On the other hand, the lawsuit alleges that Tal, the plaintiff, was successful at her job and was shocked to discover that she was being paid less than what she claims is the minimum permitted to the city. “It was clear to the plaintiff that her work and skills are not inferior to those of her colleagues and therefore she suspected that the defendant’s motives for discriminating against her in her salary were not at all relevant and stem simply from her being a woman,” the suit alleges.

WIZO said Tal’s situation is indicative of widespread discrimination against women in the Israeli labor market. “Every day we hear claims that women are ‘just whining’ and that those who make the effort negotiate properly and work the same hours as men and get paid just like men,” said Ori Turkia-Shelas, the lawyer who directs WIZO Israel’s legal aid office. “The reality is completely different.”

On average in Israel, as of last year, the wage disparity in between men and women was 32 percent and the gap only widens among those with higher education or who are self-employed, Turkia-Shelas said. “Most women reconcile themselves to this situation, sometimes because they don’t know their rights or what other people get paid at their workplace, and sometimes because they fear taking legal action.”

At the end of 2016, after two-and-a-half years as city engineer of the northern Israeli municipality, Tal said she happened to see the Interior Ministry circular and found that she was receiving a significantly lower salary than she deserved. She said she approached the city’s human resources department but did not get a response.

She then emailed city director general Roni Ben-Abu and Mayor Ilan Shohat, asking them to raise her salary. Ben-Abu wrote to Tal that he had obtained the city treasurer’s approval to raise her salary and that the municipality had informed the Interior Ministry, which presented three options for temporary action until the change was approved. But according to the lawsuit, no action was taken to increase her salary.

And while her salary remained the same, two other senior municipal employees – the city manager and the director of the municipal education department – allegedly got raises.
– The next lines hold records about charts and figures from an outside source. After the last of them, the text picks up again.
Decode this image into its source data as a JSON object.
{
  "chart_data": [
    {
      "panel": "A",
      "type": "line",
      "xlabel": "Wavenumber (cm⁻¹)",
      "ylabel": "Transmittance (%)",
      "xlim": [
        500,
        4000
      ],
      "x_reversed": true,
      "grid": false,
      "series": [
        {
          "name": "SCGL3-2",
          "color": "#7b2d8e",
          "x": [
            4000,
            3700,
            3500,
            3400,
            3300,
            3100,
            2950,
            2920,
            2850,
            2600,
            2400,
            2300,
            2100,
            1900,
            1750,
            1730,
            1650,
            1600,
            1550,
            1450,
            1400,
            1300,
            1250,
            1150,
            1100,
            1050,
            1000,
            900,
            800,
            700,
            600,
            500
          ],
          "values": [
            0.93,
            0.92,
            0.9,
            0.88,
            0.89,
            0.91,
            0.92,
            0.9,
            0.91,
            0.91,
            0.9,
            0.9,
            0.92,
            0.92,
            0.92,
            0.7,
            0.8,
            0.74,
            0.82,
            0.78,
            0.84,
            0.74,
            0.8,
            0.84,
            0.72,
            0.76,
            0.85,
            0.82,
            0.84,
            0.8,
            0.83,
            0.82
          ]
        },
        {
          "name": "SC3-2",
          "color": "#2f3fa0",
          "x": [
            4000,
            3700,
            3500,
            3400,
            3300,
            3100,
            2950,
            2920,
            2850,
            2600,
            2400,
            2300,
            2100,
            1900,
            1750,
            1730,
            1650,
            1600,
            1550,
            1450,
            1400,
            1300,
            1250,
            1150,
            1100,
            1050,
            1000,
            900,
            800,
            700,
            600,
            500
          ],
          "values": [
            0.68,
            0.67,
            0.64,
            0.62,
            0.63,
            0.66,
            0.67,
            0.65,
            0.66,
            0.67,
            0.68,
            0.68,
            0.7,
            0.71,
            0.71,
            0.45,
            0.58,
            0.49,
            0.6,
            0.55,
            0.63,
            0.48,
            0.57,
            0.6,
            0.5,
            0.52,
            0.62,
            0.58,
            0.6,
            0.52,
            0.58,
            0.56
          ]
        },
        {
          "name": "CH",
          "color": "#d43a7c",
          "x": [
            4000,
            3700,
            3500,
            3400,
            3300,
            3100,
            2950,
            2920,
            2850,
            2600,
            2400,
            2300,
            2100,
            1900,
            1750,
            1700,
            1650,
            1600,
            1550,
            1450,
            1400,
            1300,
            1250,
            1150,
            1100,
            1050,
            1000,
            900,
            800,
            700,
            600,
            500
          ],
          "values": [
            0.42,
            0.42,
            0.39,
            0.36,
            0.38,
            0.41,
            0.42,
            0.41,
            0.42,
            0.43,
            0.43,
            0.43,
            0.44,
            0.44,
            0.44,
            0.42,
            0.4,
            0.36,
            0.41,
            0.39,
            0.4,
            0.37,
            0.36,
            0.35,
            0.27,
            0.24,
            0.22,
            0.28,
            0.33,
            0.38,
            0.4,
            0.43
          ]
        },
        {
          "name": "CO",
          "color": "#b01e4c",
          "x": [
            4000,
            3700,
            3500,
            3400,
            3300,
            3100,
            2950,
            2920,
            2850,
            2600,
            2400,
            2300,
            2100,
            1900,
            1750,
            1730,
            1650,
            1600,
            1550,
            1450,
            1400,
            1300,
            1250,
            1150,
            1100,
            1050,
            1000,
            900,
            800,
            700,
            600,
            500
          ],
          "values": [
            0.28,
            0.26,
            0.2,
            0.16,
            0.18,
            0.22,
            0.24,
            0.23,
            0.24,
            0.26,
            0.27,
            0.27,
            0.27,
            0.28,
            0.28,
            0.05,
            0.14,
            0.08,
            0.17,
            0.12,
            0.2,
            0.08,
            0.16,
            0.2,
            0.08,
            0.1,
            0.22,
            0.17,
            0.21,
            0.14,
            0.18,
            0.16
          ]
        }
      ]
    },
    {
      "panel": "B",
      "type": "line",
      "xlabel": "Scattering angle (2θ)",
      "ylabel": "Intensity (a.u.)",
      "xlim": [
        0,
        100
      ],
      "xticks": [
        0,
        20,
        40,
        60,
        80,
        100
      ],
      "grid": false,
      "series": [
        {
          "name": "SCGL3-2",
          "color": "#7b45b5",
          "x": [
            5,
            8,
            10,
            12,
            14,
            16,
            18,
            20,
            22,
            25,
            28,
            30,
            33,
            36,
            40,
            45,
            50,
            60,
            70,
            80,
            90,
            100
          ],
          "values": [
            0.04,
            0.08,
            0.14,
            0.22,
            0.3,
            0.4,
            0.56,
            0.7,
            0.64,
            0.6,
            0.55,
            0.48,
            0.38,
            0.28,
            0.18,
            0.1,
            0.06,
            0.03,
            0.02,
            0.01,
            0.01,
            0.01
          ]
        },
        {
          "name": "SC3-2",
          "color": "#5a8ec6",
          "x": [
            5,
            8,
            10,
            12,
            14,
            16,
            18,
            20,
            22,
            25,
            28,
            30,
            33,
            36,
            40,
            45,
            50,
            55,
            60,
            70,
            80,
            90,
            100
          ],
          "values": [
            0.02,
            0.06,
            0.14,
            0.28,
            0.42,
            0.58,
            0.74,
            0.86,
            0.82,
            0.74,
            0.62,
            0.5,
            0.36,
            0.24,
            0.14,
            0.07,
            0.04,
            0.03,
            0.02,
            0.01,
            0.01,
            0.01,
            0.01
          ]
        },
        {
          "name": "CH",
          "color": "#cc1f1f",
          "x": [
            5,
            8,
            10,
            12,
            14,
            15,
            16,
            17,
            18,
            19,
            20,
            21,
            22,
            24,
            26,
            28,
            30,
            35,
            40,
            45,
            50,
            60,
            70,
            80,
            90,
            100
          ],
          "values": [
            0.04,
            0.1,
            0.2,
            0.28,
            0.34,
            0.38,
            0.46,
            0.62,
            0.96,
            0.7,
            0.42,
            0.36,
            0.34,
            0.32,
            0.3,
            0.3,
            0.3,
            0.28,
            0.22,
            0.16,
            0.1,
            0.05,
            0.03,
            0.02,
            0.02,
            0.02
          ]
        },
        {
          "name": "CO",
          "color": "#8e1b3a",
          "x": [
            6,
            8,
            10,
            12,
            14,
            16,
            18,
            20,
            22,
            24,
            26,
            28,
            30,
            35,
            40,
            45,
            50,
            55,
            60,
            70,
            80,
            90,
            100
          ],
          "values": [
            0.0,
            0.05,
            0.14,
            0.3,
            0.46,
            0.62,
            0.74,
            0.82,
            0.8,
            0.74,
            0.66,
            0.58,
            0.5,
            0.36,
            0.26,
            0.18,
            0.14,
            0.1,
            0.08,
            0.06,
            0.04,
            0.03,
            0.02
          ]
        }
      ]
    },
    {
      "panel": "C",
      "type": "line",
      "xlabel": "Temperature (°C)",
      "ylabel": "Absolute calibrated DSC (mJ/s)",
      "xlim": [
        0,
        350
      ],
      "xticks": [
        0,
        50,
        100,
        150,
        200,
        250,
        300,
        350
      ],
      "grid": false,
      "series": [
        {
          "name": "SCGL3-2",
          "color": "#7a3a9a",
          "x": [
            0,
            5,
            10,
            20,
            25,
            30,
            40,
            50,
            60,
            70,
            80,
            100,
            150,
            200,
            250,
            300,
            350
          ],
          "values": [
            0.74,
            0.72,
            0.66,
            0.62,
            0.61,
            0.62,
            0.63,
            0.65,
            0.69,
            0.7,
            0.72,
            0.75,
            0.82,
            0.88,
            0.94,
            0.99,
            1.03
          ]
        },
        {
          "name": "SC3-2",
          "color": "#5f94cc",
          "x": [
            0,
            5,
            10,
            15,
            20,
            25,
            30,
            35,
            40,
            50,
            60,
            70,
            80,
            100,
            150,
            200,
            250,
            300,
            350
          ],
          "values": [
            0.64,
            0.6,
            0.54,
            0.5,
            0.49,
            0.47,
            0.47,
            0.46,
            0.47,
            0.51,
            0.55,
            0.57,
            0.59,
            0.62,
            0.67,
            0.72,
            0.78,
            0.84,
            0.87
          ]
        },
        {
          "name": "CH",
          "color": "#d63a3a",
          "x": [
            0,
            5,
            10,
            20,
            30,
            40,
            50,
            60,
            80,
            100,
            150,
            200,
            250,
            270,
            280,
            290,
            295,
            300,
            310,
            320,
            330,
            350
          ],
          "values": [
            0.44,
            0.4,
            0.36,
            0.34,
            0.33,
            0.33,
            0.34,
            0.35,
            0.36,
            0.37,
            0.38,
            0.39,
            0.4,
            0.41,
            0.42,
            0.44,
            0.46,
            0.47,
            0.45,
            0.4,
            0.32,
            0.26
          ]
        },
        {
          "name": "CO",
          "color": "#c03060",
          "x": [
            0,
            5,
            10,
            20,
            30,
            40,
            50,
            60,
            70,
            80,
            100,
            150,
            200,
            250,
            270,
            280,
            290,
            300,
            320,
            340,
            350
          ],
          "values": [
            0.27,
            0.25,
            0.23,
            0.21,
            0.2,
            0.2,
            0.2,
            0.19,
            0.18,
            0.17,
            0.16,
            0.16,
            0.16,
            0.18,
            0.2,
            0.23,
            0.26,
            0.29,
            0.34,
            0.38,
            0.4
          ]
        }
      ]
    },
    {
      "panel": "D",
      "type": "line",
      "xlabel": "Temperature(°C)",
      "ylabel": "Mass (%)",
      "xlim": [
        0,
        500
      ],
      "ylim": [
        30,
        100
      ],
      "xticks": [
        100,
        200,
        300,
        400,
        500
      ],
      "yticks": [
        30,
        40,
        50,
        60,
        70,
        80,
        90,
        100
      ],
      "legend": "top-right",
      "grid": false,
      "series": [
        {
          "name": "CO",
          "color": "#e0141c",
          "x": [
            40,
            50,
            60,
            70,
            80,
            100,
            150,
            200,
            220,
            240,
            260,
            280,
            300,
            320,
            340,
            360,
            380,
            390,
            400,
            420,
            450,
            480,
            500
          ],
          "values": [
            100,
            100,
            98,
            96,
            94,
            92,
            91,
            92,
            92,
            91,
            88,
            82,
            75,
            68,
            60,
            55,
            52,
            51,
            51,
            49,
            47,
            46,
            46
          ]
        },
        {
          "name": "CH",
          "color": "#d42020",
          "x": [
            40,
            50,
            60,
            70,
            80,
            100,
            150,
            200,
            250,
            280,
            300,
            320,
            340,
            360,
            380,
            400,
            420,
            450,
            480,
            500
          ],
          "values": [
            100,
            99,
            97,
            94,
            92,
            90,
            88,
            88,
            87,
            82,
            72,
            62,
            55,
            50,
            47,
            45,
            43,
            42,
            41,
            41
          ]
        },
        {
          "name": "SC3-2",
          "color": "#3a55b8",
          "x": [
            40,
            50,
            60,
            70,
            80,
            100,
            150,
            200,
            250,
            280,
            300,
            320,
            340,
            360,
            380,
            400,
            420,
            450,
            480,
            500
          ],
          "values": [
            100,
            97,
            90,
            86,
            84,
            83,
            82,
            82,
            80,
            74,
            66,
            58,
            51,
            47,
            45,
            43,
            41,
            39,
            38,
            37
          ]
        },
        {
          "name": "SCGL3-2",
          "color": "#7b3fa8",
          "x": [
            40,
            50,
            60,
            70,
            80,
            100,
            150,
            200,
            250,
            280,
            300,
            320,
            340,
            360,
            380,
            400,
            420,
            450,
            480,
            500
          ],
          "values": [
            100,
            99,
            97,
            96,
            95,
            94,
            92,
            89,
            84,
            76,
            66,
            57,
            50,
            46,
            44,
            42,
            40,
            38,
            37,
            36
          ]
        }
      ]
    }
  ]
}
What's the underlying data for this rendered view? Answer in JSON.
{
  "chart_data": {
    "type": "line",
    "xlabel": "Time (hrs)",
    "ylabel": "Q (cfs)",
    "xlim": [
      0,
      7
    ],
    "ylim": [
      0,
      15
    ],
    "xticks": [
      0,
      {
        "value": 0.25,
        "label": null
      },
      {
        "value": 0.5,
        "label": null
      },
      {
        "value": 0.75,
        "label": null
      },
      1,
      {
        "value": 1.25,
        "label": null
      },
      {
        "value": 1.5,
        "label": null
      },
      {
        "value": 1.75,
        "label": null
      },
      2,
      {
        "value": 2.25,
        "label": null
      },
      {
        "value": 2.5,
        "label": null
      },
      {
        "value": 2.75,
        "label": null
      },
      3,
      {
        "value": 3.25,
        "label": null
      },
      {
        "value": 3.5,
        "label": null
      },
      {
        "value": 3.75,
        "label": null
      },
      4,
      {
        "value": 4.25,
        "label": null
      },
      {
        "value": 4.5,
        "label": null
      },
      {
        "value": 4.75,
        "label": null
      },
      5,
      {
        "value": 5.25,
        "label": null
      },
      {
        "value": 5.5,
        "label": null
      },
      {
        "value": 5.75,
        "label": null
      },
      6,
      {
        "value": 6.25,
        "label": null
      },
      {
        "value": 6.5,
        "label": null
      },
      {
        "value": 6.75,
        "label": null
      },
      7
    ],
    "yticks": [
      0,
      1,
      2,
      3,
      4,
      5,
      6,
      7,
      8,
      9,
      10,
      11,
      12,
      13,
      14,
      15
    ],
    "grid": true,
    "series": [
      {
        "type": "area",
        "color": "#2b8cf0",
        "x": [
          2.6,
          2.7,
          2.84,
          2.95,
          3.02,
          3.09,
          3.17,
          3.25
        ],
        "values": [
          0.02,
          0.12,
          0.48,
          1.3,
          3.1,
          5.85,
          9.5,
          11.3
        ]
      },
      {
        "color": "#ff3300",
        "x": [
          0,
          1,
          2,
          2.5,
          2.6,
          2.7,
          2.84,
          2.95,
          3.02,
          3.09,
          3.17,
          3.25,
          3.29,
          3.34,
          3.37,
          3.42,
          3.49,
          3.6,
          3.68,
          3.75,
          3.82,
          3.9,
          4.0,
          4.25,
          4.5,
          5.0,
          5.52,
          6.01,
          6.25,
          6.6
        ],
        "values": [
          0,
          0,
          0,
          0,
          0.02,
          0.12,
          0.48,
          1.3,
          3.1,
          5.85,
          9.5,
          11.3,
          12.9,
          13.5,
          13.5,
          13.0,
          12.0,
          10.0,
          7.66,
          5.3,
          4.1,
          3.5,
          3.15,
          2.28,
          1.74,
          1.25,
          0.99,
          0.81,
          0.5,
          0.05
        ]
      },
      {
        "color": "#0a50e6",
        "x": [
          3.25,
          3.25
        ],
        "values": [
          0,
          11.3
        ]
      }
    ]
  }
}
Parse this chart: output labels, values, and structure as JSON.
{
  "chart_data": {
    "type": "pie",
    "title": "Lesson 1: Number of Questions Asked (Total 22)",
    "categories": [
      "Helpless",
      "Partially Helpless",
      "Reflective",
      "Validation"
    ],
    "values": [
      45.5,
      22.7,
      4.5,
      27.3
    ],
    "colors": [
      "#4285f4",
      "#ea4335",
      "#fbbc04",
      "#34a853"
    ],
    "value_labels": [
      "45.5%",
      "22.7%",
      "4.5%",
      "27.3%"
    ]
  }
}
When city council member Vicky Elkabetz asked why the salaries of all senior municipal officials had not been revised, the mayor purportedly responded that every senior official would get a raise when the time came, “if he deserves it.”

At that point, Tal is said to have threatened to sue. “Then, with surprising speed, a request was made to the Interior Ministry to increase her salary to 80 percent of senior officials’ salaries,” but the city did not address the financial losses she incurred previously and even after the raise, her salary was still lower than the salary stipulated in the director general’s circular, the lawsuit alleges.